Das Bildungsschlaraffenland ist wieder in greifbarer Nähe, für die meisten Schulen aber nicht bezahlbar
Auf der `didacta´ wird wieder eine Fülle von Anregungen und Materialen angeboten, das Fachleute und Laien überzeugt und begeistert. "Leider können die meisten Schulen von dem `Tischlein-deck-dich!´ nicht so profitieren, wie es den Schülern gut täte, weil sie chronisch unterfinanziert sind," stellt der Vorsitzende des Verbandes Bildung und Erziehung (VBE) Gerhard Brand, vor Eröffnung der großen Bildungsmesse resignierend fest.
20.02.2011 Pressemeldung Verband Bildung und Erziehung, Landesverband Baden-WürttembergLehrer können sich auf der `didacta´ sehr viele Anregungen holen. Sie sehen eine Fülle von guten Büchern, Lernmaterial und Unterrichtshilfen, die überzeugt. Leider können die wenigsten Schulen wirklich nach Bedarf einkaufen, sondern lediglich so viel, wie es die Kommune als Schulträger zulässt.

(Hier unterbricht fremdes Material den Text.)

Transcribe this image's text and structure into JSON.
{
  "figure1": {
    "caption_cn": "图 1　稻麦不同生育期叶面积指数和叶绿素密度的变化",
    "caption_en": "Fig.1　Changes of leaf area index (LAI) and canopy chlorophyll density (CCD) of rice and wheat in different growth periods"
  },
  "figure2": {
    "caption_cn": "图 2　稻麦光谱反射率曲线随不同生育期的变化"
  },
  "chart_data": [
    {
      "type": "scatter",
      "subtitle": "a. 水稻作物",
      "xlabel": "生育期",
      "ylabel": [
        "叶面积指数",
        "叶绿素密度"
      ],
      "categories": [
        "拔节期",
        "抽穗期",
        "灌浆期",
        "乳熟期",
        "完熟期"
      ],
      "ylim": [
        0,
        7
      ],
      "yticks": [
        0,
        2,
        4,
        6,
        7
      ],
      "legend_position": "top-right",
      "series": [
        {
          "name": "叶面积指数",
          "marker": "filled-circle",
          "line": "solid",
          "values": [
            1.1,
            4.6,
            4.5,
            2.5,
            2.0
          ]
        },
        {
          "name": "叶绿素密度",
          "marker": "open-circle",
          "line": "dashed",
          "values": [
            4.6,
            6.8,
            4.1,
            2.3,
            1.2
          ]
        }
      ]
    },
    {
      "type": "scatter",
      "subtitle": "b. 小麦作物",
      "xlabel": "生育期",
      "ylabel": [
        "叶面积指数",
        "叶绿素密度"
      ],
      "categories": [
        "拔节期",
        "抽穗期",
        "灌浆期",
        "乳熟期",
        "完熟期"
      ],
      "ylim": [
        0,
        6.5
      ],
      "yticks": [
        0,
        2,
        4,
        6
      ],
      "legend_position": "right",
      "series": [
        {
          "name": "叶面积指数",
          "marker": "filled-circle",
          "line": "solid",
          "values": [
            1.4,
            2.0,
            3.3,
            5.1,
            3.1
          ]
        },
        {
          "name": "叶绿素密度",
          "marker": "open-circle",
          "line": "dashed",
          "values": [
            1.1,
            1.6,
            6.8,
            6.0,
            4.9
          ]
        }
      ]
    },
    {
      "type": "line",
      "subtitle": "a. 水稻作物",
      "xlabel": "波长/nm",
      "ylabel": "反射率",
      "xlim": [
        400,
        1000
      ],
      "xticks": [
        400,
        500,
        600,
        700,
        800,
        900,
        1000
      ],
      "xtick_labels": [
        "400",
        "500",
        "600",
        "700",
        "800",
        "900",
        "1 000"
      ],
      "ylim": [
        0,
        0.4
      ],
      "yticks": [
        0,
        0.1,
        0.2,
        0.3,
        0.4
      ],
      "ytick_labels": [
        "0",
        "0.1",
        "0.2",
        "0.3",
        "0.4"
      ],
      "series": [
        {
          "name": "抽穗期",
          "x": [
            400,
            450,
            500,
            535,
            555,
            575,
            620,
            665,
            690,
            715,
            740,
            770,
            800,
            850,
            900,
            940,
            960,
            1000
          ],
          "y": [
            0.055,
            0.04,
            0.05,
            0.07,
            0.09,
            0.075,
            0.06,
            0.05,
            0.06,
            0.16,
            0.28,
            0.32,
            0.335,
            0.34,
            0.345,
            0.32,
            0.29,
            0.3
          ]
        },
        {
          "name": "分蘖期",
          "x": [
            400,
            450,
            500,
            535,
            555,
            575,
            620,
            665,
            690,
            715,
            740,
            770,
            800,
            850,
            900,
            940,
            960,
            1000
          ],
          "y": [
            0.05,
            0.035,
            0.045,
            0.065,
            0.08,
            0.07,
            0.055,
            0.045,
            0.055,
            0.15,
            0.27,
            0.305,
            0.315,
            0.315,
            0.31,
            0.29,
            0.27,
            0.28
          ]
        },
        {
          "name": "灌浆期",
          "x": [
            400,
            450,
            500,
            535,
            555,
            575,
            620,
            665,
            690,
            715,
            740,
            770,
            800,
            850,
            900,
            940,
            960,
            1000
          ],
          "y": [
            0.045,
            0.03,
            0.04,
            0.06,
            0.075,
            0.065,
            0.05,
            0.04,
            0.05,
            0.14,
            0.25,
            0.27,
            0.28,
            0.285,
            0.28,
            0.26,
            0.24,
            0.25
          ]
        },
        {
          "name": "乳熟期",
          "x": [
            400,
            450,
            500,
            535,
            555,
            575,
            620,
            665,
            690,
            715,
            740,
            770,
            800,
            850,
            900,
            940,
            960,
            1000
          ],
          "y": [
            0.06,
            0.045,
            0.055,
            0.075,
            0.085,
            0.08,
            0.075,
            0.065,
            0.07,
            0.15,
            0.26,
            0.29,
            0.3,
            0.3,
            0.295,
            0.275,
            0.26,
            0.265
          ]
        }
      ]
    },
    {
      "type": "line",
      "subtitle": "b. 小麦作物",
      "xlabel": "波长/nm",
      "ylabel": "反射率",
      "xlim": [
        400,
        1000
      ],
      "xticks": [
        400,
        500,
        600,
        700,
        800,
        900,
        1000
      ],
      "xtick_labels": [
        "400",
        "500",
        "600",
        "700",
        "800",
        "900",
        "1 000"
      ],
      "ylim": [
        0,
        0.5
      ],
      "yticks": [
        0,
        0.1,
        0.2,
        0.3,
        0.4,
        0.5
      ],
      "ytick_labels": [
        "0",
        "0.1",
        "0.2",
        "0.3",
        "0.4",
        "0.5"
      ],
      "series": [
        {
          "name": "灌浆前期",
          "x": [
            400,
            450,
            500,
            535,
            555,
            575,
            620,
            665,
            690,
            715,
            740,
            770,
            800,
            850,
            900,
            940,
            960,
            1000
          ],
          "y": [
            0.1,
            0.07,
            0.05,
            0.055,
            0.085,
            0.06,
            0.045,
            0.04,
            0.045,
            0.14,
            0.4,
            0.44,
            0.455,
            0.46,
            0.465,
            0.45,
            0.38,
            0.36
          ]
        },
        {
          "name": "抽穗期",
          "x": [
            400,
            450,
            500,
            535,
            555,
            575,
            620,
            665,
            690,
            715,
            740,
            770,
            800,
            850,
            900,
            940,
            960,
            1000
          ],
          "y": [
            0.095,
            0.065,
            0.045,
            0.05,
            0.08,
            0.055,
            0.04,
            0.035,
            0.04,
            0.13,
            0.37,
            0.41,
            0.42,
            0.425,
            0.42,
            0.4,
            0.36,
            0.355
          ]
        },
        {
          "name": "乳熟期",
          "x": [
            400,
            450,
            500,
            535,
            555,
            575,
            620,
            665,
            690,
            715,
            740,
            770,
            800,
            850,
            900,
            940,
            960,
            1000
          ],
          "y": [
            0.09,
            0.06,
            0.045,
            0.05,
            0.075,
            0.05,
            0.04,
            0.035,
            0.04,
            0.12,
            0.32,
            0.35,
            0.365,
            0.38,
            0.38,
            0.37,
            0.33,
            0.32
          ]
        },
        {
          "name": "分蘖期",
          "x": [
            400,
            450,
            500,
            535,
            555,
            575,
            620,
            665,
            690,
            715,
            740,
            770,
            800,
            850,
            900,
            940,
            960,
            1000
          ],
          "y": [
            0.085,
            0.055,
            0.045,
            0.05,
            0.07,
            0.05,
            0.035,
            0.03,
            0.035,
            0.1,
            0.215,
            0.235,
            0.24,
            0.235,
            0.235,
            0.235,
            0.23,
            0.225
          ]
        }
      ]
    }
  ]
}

Nicht pädagogische, sondern fiskalische Argumente bestimmen über den Einkauf. Damit zeitgemäßer guter Unterricht gehalten werden könne, müssten alle Schulen materiell, räumlich und personell deutlich besser ausgestattet werden, fordert der VBE-Chef. Fakt sei, dass Eltern immer mehr selber Bildung für ihre Kinder einkauften, weil sie zu wenig Vertrauen in die staatlichen Schulen haben.
Neben den vielen gut beleumundeten privaten Schulen haben auch kommerzielle Nachhilfeinstitute verstärkt unterrichtliche, also eigentlich staatliche Aufgaben übernommen. Bildungspolitik in Zeiten chronisch klammer Haushaltskassen dürfe nicht darauf hinauslaufen, dass es an den Schulen Bildung für alle lediglich in der "Demo-Version" gebe und sich nur finanziell besser gestellte Familien die Vollversion mit allen notwendigen Extras privat aus der eigenen Schatulle einkauften, warnt der VBE-Vorsitzende. Im Bildungsbereich werde seit Jahren gespart. Neben den fast schon regelmäßigen Unterrichtsausfällen seien immer noch zu volle Klassen bei schwieriger gewordenen Schülern mit viel zu wenig Stütz- und Fördermöglichkeiten für Leistungsschwächere bittere Realität. Der verballhornte Werbeslogan "Wir können alles - außer Bildung" dürfe kein Motto sein für das an Bodenschätzen arme Bundesland Baden-Württemberg, dessen wichtigster Reichtum die Menschen sind, moniert Gerhard Brand. "Das öffentliche Schulwesen muss so gut werden, dass es die Konkurrenz privater, von der Wirtschaft geförderter Einrichtungen nicht zu fürchten braucht, und Nachhilfeinstitute nicht mehr von dessen Mängeln profitieren können", fasst Brand zusammen.